I can approximate the functions of \( \theta \) by considering the Maclaurin series of some trigonometry functions.

\[ \tan \theta = \theta + \frac{\theta^3}{3} + \ldots \]
\[ \sec \theta = 1 + \frac{\theta^2}{2} + \ldots \]

I have just shown the terms up to \( \theta^3 \), because I am estimating the tangent function very near 0. I like the simple algebraic result that is achieved.

\[ \frac{\delta}{R} = 2 \tan \theta - 2 \theta \approx \frac{2 \theta^3}{3} \]
\[ \theta \approx \sqrt[3]{\frac{3 \delta}{2 R}} \]
\[ \theta \approx 4.154066764857954 \times 10^-3 \]

I return to Newton's method, to see how close I may approach an answer:

\( x_{i} \) \( f(x_{i}) \) \( f'(x_{i}) \)
4.154066764857954e-3 1.649335974028912e-13 1.725646920809069e-5
4.154057207074411e-3 3.794875331551159e-19 1.725638979901307e-5
4.154057207052420e-3 2.008989222880591e-30 1.725638979883035e-5
4.154057207052420e-3

Now, just a couple iterations firms up an astounding result.
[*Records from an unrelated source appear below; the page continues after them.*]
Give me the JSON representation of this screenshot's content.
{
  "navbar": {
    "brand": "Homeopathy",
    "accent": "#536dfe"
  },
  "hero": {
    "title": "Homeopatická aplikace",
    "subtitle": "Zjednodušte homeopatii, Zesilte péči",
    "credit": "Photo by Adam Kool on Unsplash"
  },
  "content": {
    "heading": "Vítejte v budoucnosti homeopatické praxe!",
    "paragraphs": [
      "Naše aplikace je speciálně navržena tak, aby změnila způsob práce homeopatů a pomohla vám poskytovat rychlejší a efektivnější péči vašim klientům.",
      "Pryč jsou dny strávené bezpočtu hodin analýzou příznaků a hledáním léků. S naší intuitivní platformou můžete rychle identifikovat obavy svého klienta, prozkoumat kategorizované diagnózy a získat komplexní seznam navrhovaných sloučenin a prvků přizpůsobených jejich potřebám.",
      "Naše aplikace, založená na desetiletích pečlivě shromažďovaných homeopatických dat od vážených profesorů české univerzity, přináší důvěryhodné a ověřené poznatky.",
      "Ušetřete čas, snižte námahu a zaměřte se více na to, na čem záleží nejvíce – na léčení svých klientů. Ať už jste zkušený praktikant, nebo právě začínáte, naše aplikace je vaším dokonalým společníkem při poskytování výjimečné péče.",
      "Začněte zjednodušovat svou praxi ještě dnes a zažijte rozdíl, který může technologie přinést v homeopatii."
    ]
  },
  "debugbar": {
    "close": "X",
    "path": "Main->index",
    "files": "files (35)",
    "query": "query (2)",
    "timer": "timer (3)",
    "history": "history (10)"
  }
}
Having that 1 foot of slack offers over 180 feet of clearance.

\[ \epsilon = R (\sec \theta - 1) \approx 180.546 \text{ feet} \]

The amount of rope which leaves the ground to achieve this clearance is now also readily calculated — almost a thousand times more than the clearance itself.

\[ 2R \theta + \delta \approx 173\,850 \text{ feet} \]

Now, I can celebrate, but what if I want to figure the result for a yard of slack? A kilometer? A mile? Why not skip Newton's method and trigonometry altogether?

\[ \frac{\epsilon}{R} = \sec \theta - 1 \approx \frac{\theta^2}{2} \]
\[ \frac{\delta}{R} \approx \frac{2\theta^3}{3} \]

Therefore, a fast approximation is as follows.

\[ \epsilon \approx \frac{R}{2}\left(\frac{3\delta}{2R}\right)^{2/3} \]

I really love this algebraic approximation. In fact, if I stick to radians as my units (of both lengths and arcs), then I can drop \( R \) from the equations altogether. And how good is this approximation? That question is worthy of another table.

\( \delta \) \( \epsilon \approx \) \( \epsilon = \) (by Newton's)
1 foot 180.546 feet 180.546 feet
\( 2 \pi \) feet 614.763 feet 614.768 feet
1 mile 10.3684 miles 10.3765 miles
100 miles 223.379 miles 227.154 miles
Adding 1 radius of Earth
3,963 miles 2596.53 miles 3099.26 miles
Double the rope
24,901 miles 8841.4 miles 14280.5 miles

This table shows that adding rope up to 100 miles long, and my algebraic approximation is within 2 percent of the actual. In fact even adding a full radian is still within 20 percent of the actual. Also, the approximation is a lower bound, so it is in spirit of the original question, which seeks to confidently identify objects that do fit underneath the lengthened rope.